The free energy of the binding process of PPL toward NBD was calculated by G_mmpbsa tool [48], using the molecular mechanics Poisson–Boltzmann surface area (MM/PBSA) method applied to the snapshots obtained from molecular dynamics simulations. The snapshots were extracted in intervals of 500 ps from the trajectory after the system reached the equilibrium, which was verified by the root mean square deviation (RMSD) and the distance from the center of geometry of NBD to PPL, obtained by the programs gmx rms and gmx distance, respectively (Figure 10). The coarse grid-box (cfac) was set as 2 and the finer grid-box (fadd) was set as 20. The concentration of positive and negative ions was set as 0.150, being the positive and negative radii set as 0.95 and 1.81 Å, which correspond to sodium and chloride atoms, respectively. The values for the vacuum (vdie) and solvent (sdie) dielectric constants were set and 1 and 80, respectively. The solute dielectric constant (pdie) was set as 4.

4. Conclusions

Multi-pronged spectroscopic analyses aided by computational modeling elucidated in detail the main features of the NBD/PPL interaction for the first time. Steady state fluorescence spectroscopy and time-resolved fluorescence results revealed the complex formation via static quenching mechanism. The use of binding equilibrium and IDF methods to treat the fluorescence quenching resulted in a binding affinity with an order of magnitude of 10⁴ M⁻¹. Besides that, IDF method revealed two cooperative binding sites for PPL in NBD. Van’t Hoff analyses showed through the thermodynamic balance that the complexation between NBD and PPL is an exothermic and spontaneous process, with Van der Waals as the key interaction to stabilize the complex. Molecular docking and molecular dynamics disclosed the main features of the microenvironments of interaction. In this context, the microenvironments are rich in polar (charged or non-charged) amino acids. Moreover, MMPBSA data reinforced the experimental results, confirming the equivalence of the binding sites and that Van der Waals interactions were predominant in the complex interaction. Although the environments disclosed by the analyses are highly polar, an elevated number of H-bonds was not observed.

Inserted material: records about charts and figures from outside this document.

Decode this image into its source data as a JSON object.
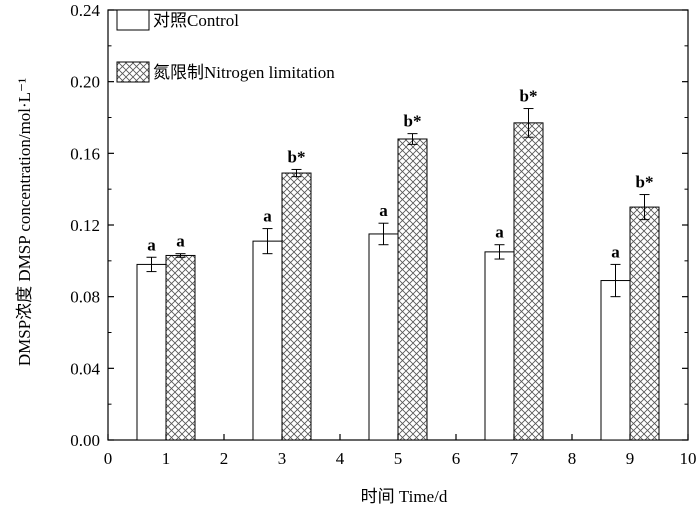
{
  "chart_data": {
    "type": "bar",
    "xlabel": "时间 Time/d",
    "ylabel": "DMSP浓度 DMSP concentration/mol·L⁻¹",
    "xlim": [
      0,
      10
    ],
    "ylim": [
      0,
      0.24
    ],
    "xticks": [
      0,
      1,
      2,
      3,
      4,
      5,
      6,
      7,
      8,
      9,
      10
    ],
    "yticks": [
      0.0,
      0.04,
      0.08,
      0.12,
      0.16,
      0.2,
      0.24
    ],
    "bar_width": 1.0,
    "legend_position": "top-left",
    "series": [
      {
        "name": "对照Control",
        "fill": "white",
        "x": [
          1,
          3,
          5,
          7,
          9
        ],
        "values": [
          0.098,
          0.111,
          0.115,
          0.105,
          0.089
        ],
        "errors": [
          0.004,
          0.007,
          0.006,
          0.004,
          0.009
        ],
        "labels": [
          "a",
          "a",
          "a",
          "a",
          "a"
        ]
      },
      {
        "name": "氮限制Nitrogen limitation",
        "fill": "crosshatch",
        "x": [
          1,
          3,
          5,
          7,
          9
        ],
        "values": [
          0.103,
          0.149,
          0.168,
          0.177,
          0.13
        ],
        "errors": [
          0.001,
          0.002,
          0.003,
          0.008,
          0.007
        ],
        "labels": [
          "a",
          "b*",
          "b*",
          "b*",
          "b*"
        ]
      }
    ]
  }
}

Further chemical modifications on the PPL structure aimed at increasing the affinity for the NBD binding sites would benefit from the insertion of hydrogen bond donors to reach the acceptors present in these sites. In conclusion, this work brings the key aspects involved in NBD and PPL interaction, which will further the drug development of PPL.